What is the Year of Global Citizenship?

The students, faculty and staff involved in planning the Year of Global Citizenship (YGC) have held off on defining this term too precisely – indeed, much of the programming at the start of the year will address the question, “what is global citizenship?” Still, we needed a provisional definition, open to revision, to guide our efforts. Provisionally then: Global citizenship is the recognition that acts we engage in, at any level (as individuals, as governments, or anything in between), may impact people in other parts of our common world. Therefore, beyond self-interest, the effects of one’s actions on the rest of humanity, and on the planet itself, deserve to be taken into account. To this extent, global citizenship has a strong educational component as it promotes a responsibility to learn about the situation of others, especially of those who seem distant or unlike us. Global citizenship raises the possibility of new allegiances, in addition to what is owed to family, community and country.

As passionate and engaged Furman University undergraduate students, we recognize the need for a globally conscious education to accommodate our increasingly globalized world. We find ourselves within a growing number who feel personally convicted by justice issues, locally and internationally, and who refuse passive participation.

In a culture where detachment and individualism can outweigh social responsibility, we have collectively worked to imagine a highly visible and participatory program able to engage other students in global issues. This program aims to encourage critical evaluation and responsible citizenship in a globalized world.

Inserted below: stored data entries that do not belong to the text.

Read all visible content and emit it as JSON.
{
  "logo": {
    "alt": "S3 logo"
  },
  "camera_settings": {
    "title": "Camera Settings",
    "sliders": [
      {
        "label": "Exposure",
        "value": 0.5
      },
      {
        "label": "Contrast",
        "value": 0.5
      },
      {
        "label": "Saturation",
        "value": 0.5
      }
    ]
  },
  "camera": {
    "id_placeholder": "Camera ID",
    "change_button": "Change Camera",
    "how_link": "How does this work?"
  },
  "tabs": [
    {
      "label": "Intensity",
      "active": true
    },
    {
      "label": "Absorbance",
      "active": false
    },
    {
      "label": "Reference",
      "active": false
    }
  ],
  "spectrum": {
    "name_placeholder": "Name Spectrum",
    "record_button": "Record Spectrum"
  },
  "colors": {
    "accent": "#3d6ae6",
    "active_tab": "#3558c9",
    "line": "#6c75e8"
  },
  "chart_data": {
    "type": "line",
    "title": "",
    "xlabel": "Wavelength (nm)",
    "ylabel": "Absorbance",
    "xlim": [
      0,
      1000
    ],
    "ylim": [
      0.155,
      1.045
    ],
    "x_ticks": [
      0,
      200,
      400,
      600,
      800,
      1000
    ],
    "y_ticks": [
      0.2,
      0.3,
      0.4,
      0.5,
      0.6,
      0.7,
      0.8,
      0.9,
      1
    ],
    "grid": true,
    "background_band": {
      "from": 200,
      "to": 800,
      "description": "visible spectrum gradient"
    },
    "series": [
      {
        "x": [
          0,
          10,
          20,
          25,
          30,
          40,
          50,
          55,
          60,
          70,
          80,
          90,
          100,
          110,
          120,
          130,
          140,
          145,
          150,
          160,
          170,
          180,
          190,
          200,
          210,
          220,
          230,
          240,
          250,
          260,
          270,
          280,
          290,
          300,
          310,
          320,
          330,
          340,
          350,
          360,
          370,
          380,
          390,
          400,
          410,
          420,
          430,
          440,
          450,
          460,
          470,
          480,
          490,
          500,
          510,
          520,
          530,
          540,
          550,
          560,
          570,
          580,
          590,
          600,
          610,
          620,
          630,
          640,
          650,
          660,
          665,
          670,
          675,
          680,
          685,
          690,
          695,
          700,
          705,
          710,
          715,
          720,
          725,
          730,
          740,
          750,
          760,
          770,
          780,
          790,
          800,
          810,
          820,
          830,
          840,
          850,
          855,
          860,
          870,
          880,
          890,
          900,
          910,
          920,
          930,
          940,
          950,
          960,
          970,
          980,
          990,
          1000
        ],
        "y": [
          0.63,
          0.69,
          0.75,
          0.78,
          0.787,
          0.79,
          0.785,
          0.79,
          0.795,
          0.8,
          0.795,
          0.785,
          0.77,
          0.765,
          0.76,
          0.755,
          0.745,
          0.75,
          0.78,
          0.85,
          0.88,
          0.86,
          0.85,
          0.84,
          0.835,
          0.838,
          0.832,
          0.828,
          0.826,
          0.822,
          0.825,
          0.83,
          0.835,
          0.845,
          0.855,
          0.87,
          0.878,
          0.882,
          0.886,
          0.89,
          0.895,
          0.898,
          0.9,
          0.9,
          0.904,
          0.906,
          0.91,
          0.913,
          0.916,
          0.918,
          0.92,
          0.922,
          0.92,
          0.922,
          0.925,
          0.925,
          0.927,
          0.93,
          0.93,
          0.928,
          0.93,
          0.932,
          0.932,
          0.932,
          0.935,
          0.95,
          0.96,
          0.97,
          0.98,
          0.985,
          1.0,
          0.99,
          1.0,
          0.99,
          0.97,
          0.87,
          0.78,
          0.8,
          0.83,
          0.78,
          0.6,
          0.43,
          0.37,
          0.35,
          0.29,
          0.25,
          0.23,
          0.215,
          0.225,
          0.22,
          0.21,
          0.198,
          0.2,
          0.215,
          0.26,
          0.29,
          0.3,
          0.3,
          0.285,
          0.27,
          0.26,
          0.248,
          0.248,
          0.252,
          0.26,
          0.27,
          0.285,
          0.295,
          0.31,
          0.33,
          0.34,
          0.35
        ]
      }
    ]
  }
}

Moreover, we have found echoes of this initiative in some of Furman’s literature about its heritage and purpose as an institution, in the following lines:

    “Furman recognizes its responsibility both in and outside of the classroom to encourage students and faculty to confront the problems of contemporary society and to exercise moral judgment in the use of knowledge. To this end, Furman fosters a sense of social justice and encourages civic responsibility in creating a fair and equitable order. The Latin motto of the university, Christo et Doctrinae (for Christ and Learning) underlines the interrelationship of faith and learning. The university is committed to the education of the whole person.”

Understanding that Furman students will go on to be leaders in their communities, we find that graduating students bearing a consideration of the rights and responsibilities of global citizens suits our university's mission. Following a liberal arts vision, we need chemists who consider philosophy and ethicists with knowledge of neuroscience, religion majors considering the implications of genetic engineering robotics and computer scientists considering epidemiology. The Year of Global Citizenship shall be a step in this direction.